Regular
posted 28 Aug 2003 in Volume 7 Issue 1
Country focus: Mexico
Simon Lelic talks to Francisco Javier Carrillo, director of the Centre for Knowledge Systems, about the evolution of knowledge management in Mexico.
Currently director of the Centre for Knowledge Systems (CKS) at the Technológico de Monterrey, Francisco Javier Carrillo has worked as a scientist and consultant devoted to knowledge sciences and knowledge management since the late 1970s. The centre itself is at the forefront of KM development in the country. Founded in 1992, the CKS was one of the world’s first R&D centres dedicated to knowledge management. Through a series of educational, consultancy, networking and research-based activities, the centre works to fulfil its mission “to leverage the value-creation capabilities of individuals, organisations and societies through the research, design, implementation and learning of knowledge systems”.
Carrillo is thus ideally placed to monitor the evolution of KM in his home country. The process began, he says, at the beginning of the 1980s, as early as in any other of the pioneering regions of the world. Initially the concepts relating to knowledge management were discussed primarily in academic circles, although between 1989 and 1995 they began to spread. “At the CKS, intense work, both technical and methodological, was carried out, with significant networking and international collaboration,” Carrillo says. This period marked the first major phase of KM development in Mexico, he continues, just as it did in the US, western Europe and Japan.
Between 1996 and 2000, KM research and implementation gathered further momentum, spearheaded again by the CKS. “The generation of a distinctive KM framework and awareness of major developments elsewhere in the world allowed for the articulation
of an extensive and agile graduate KM curriculum,” says Carrillo. “Stronger signals from the international community about the prominence of KM and better prepared local professionals resulted in more extensive interest in KM from both the media and company executives.” It was during this period that larger companies began to invest seriously in knowledge management, and consultancy firms started offering services dedicated to managing knowledge-based content and knowledge flows.

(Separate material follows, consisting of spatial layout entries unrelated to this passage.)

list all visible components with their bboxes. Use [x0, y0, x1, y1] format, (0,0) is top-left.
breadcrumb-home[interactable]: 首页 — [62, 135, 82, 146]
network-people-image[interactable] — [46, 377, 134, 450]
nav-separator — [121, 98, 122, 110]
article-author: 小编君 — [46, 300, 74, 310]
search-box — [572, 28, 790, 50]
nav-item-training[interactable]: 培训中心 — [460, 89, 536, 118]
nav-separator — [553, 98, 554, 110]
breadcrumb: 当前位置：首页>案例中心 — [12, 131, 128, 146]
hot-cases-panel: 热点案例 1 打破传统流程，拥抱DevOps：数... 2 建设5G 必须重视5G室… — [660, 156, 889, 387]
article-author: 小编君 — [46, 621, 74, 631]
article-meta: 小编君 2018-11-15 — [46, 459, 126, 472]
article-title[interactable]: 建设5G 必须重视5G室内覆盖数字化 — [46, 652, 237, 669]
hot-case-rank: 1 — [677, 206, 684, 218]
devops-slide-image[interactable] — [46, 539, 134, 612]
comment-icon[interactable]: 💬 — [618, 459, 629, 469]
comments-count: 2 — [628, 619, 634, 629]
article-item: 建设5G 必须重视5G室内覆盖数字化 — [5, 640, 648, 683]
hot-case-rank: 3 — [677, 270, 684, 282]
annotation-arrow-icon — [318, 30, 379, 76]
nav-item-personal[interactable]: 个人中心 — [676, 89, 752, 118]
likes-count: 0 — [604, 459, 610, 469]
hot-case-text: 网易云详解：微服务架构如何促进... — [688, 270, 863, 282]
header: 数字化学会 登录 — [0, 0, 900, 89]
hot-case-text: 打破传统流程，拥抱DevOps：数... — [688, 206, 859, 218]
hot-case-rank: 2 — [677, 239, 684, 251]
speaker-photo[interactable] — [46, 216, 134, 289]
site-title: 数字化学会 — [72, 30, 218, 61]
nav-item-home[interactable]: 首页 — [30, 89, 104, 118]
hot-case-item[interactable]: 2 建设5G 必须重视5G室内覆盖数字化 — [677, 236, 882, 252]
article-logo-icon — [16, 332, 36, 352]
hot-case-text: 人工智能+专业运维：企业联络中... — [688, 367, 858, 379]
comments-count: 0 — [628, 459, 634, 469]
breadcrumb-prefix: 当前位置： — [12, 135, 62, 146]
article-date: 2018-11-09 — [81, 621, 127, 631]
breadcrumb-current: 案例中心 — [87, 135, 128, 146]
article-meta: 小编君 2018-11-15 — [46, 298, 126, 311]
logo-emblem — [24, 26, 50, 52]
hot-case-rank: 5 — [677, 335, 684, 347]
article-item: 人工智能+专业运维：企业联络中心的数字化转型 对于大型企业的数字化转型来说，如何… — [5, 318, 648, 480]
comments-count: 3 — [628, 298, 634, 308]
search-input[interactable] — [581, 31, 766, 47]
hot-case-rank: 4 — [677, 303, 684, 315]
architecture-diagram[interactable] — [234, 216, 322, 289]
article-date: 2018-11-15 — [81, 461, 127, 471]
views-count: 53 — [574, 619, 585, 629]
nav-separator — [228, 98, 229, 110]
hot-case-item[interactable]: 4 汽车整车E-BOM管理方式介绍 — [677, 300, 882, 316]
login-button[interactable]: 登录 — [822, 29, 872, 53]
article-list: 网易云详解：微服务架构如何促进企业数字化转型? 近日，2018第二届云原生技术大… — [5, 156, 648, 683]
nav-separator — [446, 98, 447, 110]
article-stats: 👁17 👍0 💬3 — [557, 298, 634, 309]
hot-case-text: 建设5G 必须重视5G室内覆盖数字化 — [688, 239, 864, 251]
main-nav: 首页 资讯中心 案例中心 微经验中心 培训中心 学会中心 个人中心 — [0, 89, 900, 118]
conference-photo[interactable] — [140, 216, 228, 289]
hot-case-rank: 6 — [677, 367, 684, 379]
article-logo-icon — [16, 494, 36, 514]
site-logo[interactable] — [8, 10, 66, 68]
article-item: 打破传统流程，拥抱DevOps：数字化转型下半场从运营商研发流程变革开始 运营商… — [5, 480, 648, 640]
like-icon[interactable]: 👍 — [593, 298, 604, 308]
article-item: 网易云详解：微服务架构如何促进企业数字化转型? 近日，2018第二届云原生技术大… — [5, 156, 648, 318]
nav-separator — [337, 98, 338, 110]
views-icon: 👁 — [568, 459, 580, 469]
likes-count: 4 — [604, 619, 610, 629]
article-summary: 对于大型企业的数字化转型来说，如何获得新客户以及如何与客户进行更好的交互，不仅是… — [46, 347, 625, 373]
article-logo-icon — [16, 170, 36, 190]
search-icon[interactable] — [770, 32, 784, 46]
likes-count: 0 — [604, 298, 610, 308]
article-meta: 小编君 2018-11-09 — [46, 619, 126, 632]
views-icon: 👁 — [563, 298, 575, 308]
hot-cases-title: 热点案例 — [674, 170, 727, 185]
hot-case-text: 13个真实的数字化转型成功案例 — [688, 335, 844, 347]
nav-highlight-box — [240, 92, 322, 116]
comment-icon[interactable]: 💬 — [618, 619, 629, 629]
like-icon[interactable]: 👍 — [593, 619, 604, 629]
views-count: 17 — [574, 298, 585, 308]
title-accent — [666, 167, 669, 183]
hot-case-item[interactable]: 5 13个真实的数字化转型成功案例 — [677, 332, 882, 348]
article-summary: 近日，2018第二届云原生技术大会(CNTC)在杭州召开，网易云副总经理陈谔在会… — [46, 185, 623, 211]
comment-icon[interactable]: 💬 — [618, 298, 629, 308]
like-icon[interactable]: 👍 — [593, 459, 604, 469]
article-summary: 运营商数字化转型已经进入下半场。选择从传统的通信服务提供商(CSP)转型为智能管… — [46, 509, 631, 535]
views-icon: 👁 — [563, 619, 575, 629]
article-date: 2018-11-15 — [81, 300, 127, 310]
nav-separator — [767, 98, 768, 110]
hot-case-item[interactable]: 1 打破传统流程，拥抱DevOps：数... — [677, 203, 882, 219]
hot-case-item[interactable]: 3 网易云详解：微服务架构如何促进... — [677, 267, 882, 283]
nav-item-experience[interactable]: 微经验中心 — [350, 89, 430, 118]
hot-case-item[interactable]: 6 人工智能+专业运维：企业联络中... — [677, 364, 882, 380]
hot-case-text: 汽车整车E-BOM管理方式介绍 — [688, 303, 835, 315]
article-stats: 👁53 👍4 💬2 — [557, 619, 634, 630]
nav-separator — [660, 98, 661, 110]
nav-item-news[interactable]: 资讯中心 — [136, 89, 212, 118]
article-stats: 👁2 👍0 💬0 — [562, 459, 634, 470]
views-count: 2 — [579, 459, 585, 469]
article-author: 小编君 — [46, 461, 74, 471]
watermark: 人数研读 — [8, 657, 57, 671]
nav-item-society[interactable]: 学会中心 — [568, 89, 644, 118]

More recently, companies in Mexico, as elsewhere, have started to define themselves as knowledge-based organisations. Consultancy services in all aspects of KM are now readily available, and the technical and human capabilities that relate to knowledge management are well advanced. At the same time, training and education in KM and levels of international collaboration have progressed rapidly. By 2002, Mexico had grown to become the world’s ninth largest economy, and its knowledge-management community seems to have developed in step.
As Carrillo points out, however, take-up is by no means universal, and recent events have served to undermine the steady progress made over the past decade or so. In particular, the economic slowdown in the US has taken its toll on the Mexican economy, which has grown dependent on demand from its northern neighbour for manufacturing exports. As such, internal investment has taken a hit. A study conducted by the Consortium for Knowledge Management (CKM) in 2001 found that 56 per cent of respondents were considering implementing a KM programme in the short to medium term, but as Carrillo says, only a fraction of these have now done so.
Those that have made the investment tend, unsurprisingly, to be larger corporations; smaller businesses seem reluctant to commit the time or resources to what is still perceived by many to be a non-essential business activity. Knowledge management has also had its biggest impact in the manufacturing sector. Of the 70-odd KM consultancy projects undertaken by the CKS between 1992-2003, almost 50 per cent have been for manufacturing companies. The rest have been fairly evenly divided between hi-tech, education, governmental, financial and retail organisations, which at least demonstrates that KM has made inroads across the board.
And as soon as the downturn ends, says Carrillo, this process will continue. “Once the global investment climate – which is largely determined these days by the pace of recovery in the US – gets back to normal, the KM industry in Mexico is bound to take off. With a growing number of professionals trained in KM and increasing pressures from globalisation, more executives will be willing to invest in KM initiatives as a strategic leverage on their company’s performance.” To back up his claim, Carrillo points again to the 2001 CKM survey, which found that 91 per cent of the executives that took part considered KM to be a priority for any world-class organisation competing in the global market. The real test, of course, will be how many are willing to put their faith in a management discipline that deals with so many intangibles when shareholders are crying out for hard results.